Energy Factors’ board of directors has declared itself “unable” to recommend that owners of 45% of the company’s publicly held stock accept a $6.50 per share tender offer by Sithe Energies.

However, the board unanimously agreed that Sithe’s $6.50 offer is “inadequate as a measure of the intrinsic value of the company,” according to Energy Factors Chairman Robert E. Morris.

Five board members who represent Sithe, the New York-based company that owns 55% of Energy Factors’ shares, abstained from voting, Morris said.

Advertisement

The three board members who were not nominated by Sithe were unable to reach agreement on whether shareholders, many of whom acquired Energy Factors stock for as much as $11, should accept the $6.50.

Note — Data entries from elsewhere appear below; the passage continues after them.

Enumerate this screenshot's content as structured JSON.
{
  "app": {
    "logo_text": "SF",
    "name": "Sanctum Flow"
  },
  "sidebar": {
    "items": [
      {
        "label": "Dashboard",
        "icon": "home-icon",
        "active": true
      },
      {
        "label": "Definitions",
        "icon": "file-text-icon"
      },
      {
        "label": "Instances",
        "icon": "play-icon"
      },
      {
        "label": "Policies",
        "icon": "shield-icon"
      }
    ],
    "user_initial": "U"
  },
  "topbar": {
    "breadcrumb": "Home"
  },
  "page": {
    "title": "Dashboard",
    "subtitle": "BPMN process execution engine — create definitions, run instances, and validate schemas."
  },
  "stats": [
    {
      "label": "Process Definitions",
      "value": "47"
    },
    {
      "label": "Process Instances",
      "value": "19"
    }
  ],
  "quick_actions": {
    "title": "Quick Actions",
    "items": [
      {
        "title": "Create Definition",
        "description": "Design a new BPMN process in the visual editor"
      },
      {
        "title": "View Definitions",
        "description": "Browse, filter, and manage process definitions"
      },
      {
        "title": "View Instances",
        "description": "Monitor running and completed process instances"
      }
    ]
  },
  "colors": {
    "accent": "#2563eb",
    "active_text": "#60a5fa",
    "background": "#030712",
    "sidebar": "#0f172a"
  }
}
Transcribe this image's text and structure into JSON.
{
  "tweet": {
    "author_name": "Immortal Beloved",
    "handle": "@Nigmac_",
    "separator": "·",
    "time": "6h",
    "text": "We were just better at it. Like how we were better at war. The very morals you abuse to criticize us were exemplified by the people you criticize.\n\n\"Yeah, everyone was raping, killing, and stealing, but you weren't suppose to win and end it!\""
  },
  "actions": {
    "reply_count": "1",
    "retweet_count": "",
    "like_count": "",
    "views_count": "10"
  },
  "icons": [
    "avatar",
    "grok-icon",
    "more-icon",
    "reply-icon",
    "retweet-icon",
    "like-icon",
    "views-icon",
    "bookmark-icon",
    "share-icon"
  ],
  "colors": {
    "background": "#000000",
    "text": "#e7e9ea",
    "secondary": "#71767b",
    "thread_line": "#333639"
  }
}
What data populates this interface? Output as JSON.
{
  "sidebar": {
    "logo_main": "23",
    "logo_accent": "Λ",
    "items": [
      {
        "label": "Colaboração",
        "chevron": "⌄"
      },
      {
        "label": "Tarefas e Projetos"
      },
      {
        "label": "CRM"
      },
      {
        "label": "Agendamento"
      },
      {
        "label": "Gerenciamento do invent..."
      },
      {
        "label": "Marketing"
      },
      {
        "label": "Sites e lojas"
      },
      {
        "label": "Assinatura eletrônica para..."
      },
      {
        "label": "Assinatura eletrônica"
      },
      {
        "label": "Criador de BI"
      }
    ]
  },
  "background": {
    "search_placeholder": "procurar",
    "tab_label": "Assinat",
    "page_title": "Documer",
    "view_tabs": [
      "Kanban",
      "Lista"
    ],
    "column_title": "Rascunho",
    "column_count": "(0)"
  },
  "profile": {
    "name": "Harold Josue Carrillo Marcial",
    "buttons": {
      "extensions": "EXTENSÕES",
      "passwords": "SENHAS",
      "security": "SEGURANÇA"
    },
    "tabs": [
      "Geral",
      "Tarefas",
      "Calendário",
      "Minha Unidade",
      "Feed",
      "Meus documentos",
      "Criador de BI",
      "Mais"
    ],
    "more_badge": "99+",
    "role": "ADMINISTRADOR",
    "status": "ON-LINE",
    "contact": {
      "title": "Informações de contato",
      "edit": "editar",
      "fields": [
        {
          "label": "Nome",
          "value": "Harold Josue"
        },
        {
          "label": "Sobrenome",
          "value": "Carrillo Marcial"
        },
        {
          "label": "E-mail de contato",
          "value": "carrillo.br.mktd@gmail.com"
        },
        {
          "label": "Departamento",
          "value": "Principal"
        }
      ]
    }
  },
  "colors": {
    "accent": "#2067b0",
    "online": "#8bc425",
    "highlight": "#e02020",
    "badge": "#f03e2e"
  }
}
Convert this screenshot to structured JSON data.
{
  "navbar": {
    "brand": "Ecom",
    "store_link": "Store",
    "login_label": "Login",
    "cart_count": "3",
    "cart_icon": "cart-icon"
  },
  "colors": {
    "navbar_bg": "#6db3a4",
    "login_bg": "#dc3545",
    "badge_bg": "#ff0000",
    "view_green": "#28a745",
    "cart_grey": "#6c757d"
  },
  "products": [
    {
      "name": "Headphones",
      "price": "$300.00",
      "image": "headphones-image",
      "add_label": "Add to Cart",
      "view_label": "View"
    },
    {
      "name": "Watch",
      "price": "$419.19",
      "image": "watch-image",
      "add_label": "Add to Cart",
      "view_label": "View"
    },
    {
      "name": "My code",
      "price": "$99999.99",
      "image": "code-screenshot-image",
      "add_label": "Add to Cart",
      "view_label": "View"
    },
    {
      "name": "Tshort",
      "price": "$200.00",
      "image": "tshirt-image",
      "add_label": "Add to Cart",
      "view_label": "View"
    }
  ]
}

Morris, Energy Factors President Ralph J. Grutsch and board member Raymond E. Peet were unable to recommend that shareholders accept the offer.

‘Couldn’t Dictate’

“Ralph and I didn’t believe that we could dictate to stockholders, all of whom have a different point of view,” Morris said.

Peet recommended that shareholders not tender their shares. Grutsch and Morris acknowledged that they plan to accept Sithe’s $6.50 tender offer.

This offer is the latest in a complicated series of proposed deals involving Sithe and Energy Factors.

In May, Sithe offered $17.25 per share, or $80 million, for Energy Factors, which builds and operates energy projects. Sithe, an operator of hydroelectric plants, backed away from that plan June 3 after reconsidering the cost.

Advertisement

It subsequently offered to buy 70% of Energy Factors’ stock in a deal valued at $100 million. As part of that deal, Sithe acquired 4.7 million shares of newly issued Energy Factors common stock for $10 a share, and agreed to eventually buy an additional 5.2 million shares of to-be-issued stock for $52.5 million.

But Sithe backed away from that deal in the wake of the Oct. 19 market crash. Energy Factors’ stock, which had been trading at more than $8, fell to about $6 after the crash. It closed down $.125 at $5.625 Monday. Energy Factors had a book value of about $9 per share at the end of 1987, Morris said.

Stock’s Trading Climbed

Energy Factors’ stock trading volume increased dramatically in the months after Sithe’s first offer. During recent months, nearly 2 million shares have changed hands, Morris said.

Morris speculated that many of those trades have involved arbitrage firms that have been buying and selling the company’s stock.

In December, a disgruntled shareholder initiated a class-action suit that described Sithe’s $6.50 per share tender offer as inadequate. The suit alleges that Sithe’s offer violated its fiduciary responsibility to Energy Factors’ minority shareholders.